国内外の最先端のサッカーを扱う専門誌『footballista』に、レアル・マドリーの今季前半戦の分析記事を寄稿しました。


筆者は現在関東サッカーリーグ1部のエリース東京FCというクラブでテクニカルコーチを務めていますが、今回の記事は特に、レアル・マドリーを分析する上で現場に立つ指導者としての視点を多く取り入れることができたと感じています。

具体的には、サッカーの戦術記事などでよく目にする“タイミング””テンポをコントロールする”などといった表現への解像度の部分。

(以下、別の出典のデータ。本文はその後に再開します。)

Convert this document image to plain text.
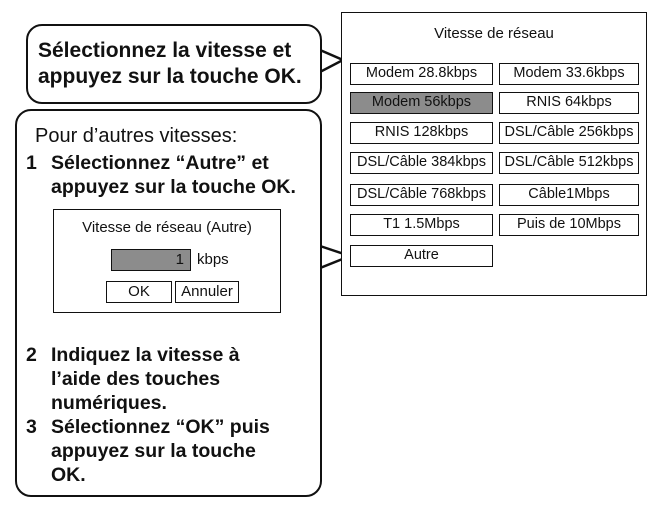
Sélectionnez la vitesse et
appuyez sur la touche OK.
Pour d’autres vitesses:
1 Sélectionnez “Autre” et
appuyez sur la touche OK.
Vitesse de réseau (Autre)
1 kbps
OK	Annuler
2 Indiquez la vitesse à
l’aide des touches
numériques.
3 Sélectionnez “OK” puis
appuyez sur la touche
OK.
Vitesse de réseau
Modem 28.8kbps	Modem 33.6kbps
Modem 56kbps	RNIS 64kbps
RNIS 128kbps	DSL/Câble 256kbps
DSL/Câble 384kbps	DSL/Câble 512kbps
DSL/Câble 768kbps	Câble1Mbps
T1 1.5Mbps	Puis de 10Mbps
Autre
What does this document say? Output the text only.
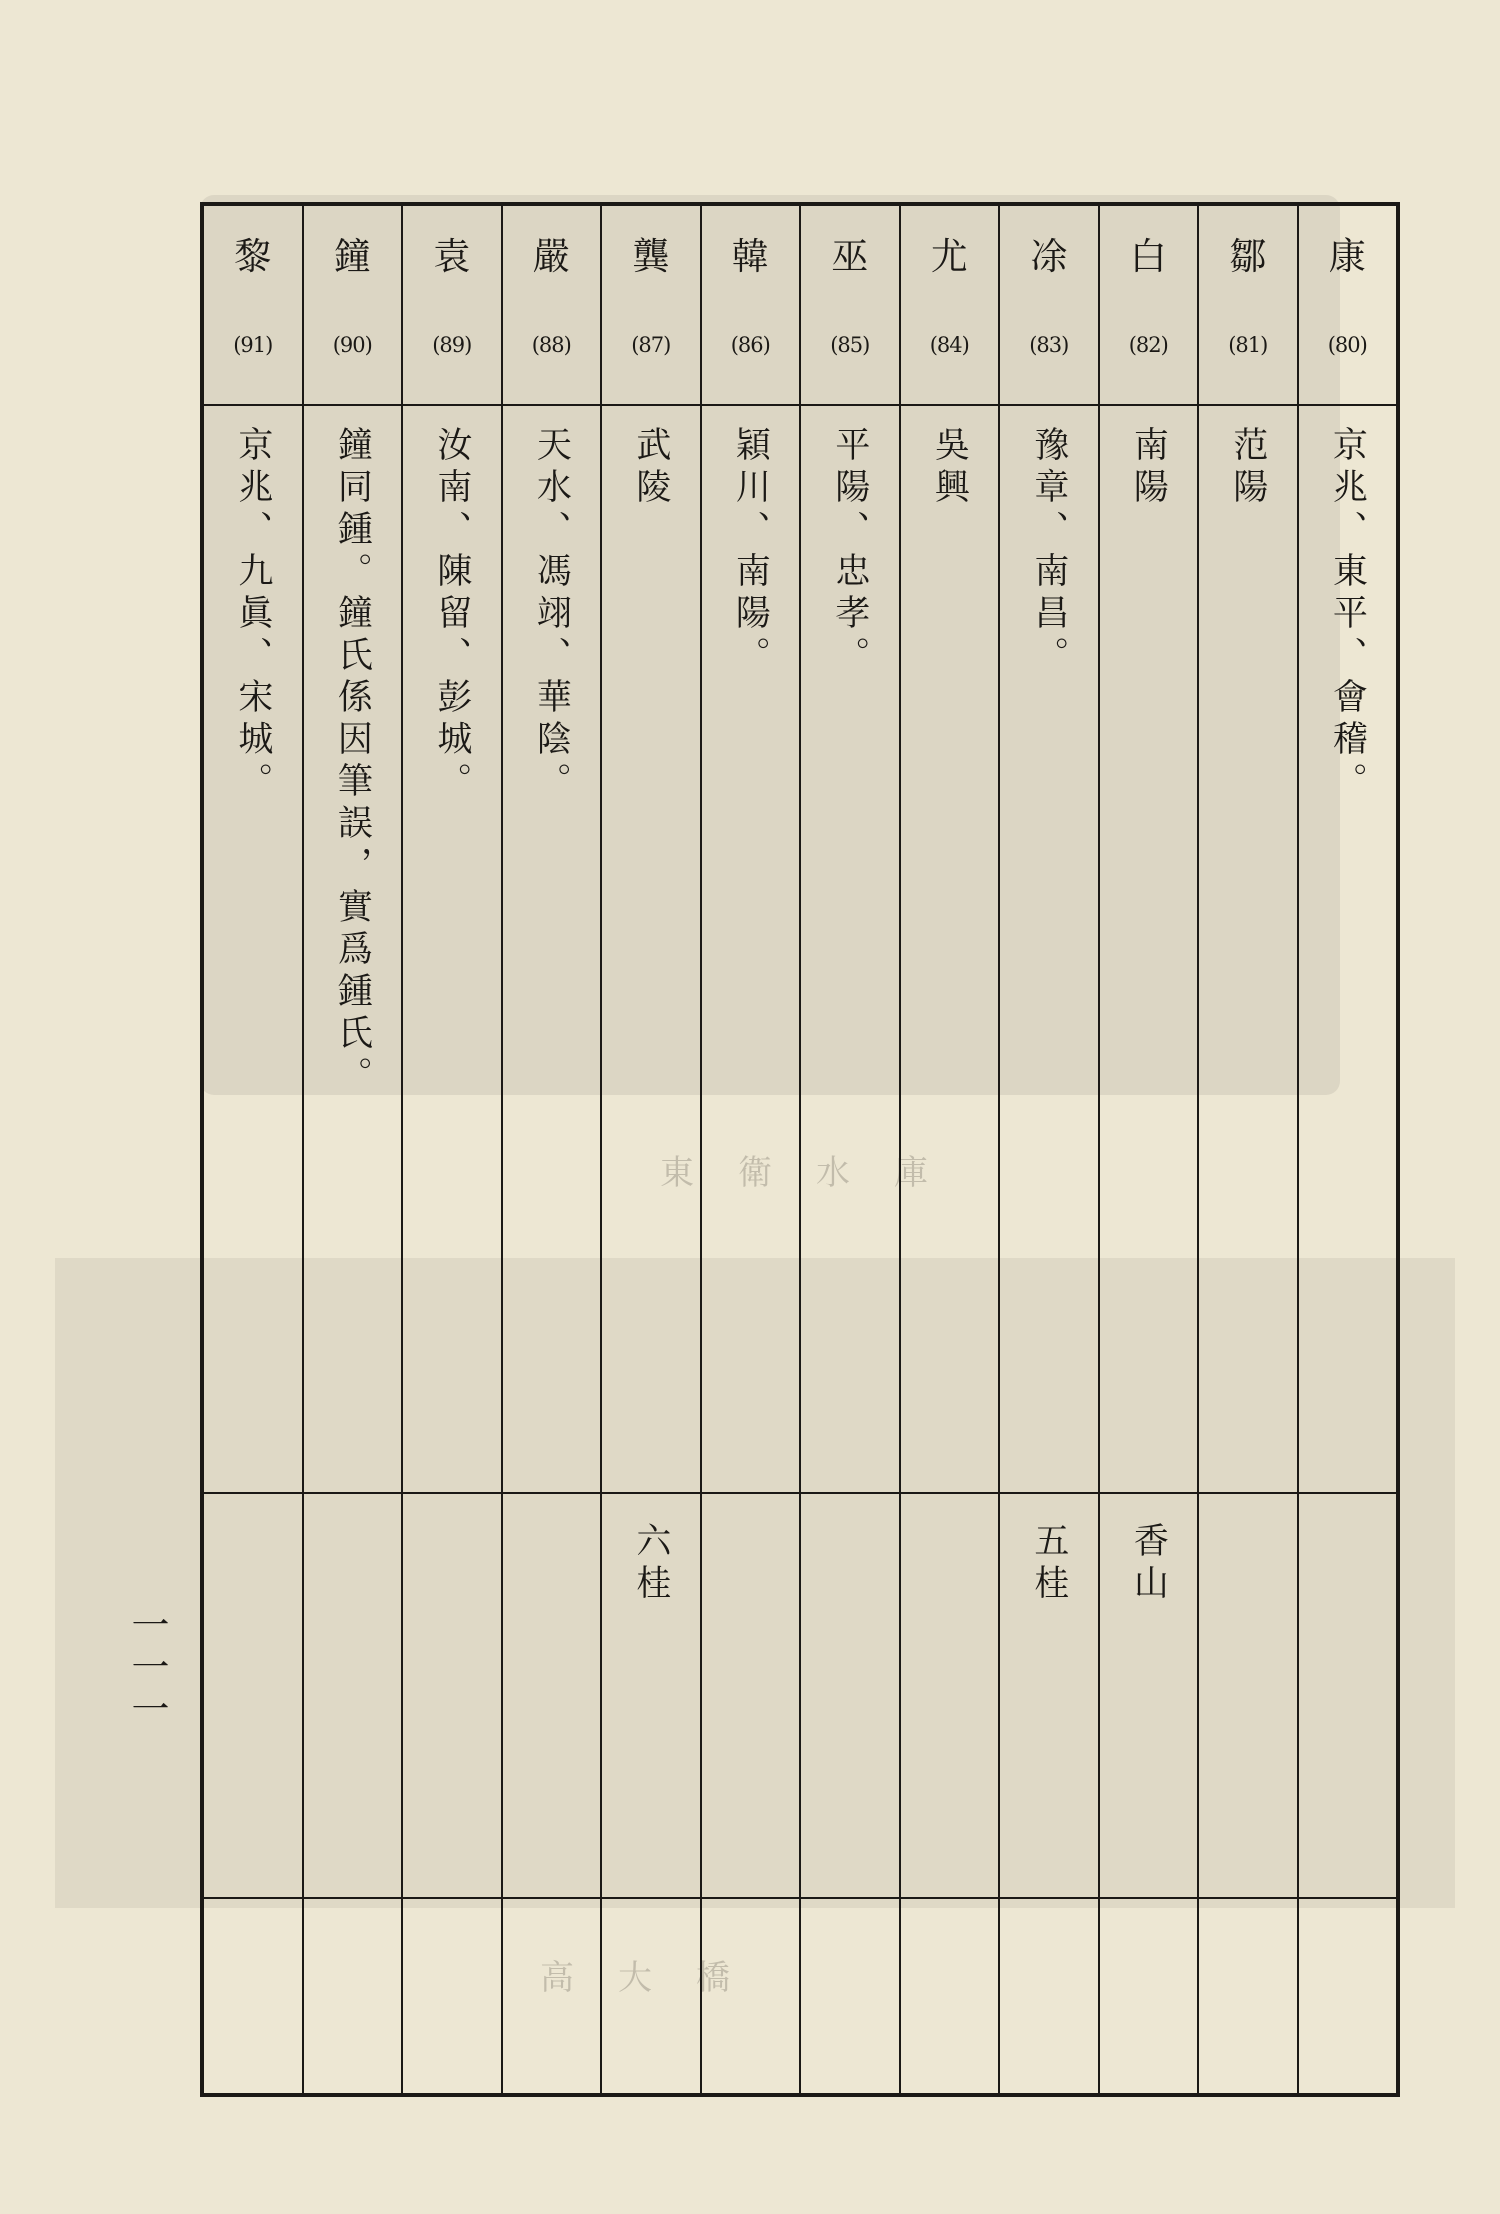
東衛水庫
高大橋
康
(80)
京兆、東平、會稽。
鄒
(81)
范陽
白
(82)
南陽
香山
凃
(83)
豫章、南昌。
五桂
尤
(84)
吳興
巫
(85)
平陽、忠孝。
韓
(86)
穎川、南陽。
龔
(87)
武陵
六桂
嚴
(88)
天水、馮翊、華陰。
袁
(89)
汝南、陳留、彭城。
鐘
(90)
鐘同鍾。鐘氏係因筆誤，實爲鍾氏。
黎
(91)
京兆、九眞、宋城。
一一一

配置論は確かに重要です。ポジショナルプレーを実践する上で、静的な正しい配置をとり続けることは必要条件です。しかし、可変システムを採用するチーム、正しい配置をとることができるチームはカテゴリーを問わず増加していると感じます。トップレベルではもはや前提と言えるでしょう。マンチェスター・シティが勝ち続けているのは[2-3-5]だからでも[3-2-5]だからでもありません

もっともっと注視しなければならないのは、もっともっとミクロな領域、瞬間的な配置の変化やプレーの選択肢を増やすための個人戦術です。もちろんそれらだけでも成立しませんし、それらと静的な配置との相互作用が重要になってきます。

中でも、ピッチ上のスペースと選択肢の状態が刻一刻と時間変化していく以上、どの“タイミング”でプレーするかの議論を避けて通ることはできないでしょう。出し手・受け手問わずです。しかし、まだまだこの領域に深く言及している記事は少ないように感じますし、筆者自身も学ばなければならないと感じています。

巷でよく言われている認知・判断・実行のフローに当てはめて言えば、“タイミング”とはあるプレーを実行する時刻を指し、“テンポ”とは認知から実行までの時間幅を指すと考えられます。“テンポ”がパススピードなどを表す単語ではない(はず)ということには気をつけたいところです。認知が早ければ、認知から判断までが早ければ、あるいは実行までに判断を複数回行ったり、判断の変更を行ったり、もう一度認知し直したりすることができれば、その分実行する“タイミングの選択肢”を複数持つことが可能になります。“タイミングの選択肢”を複数持つことができれば、その選択によって認知から実行までの時間幅、すなわち“テンポ”を使い分けることができるため、このことを我々は”テンポをコントロールする”などと呼んでいるのではないでしょうか。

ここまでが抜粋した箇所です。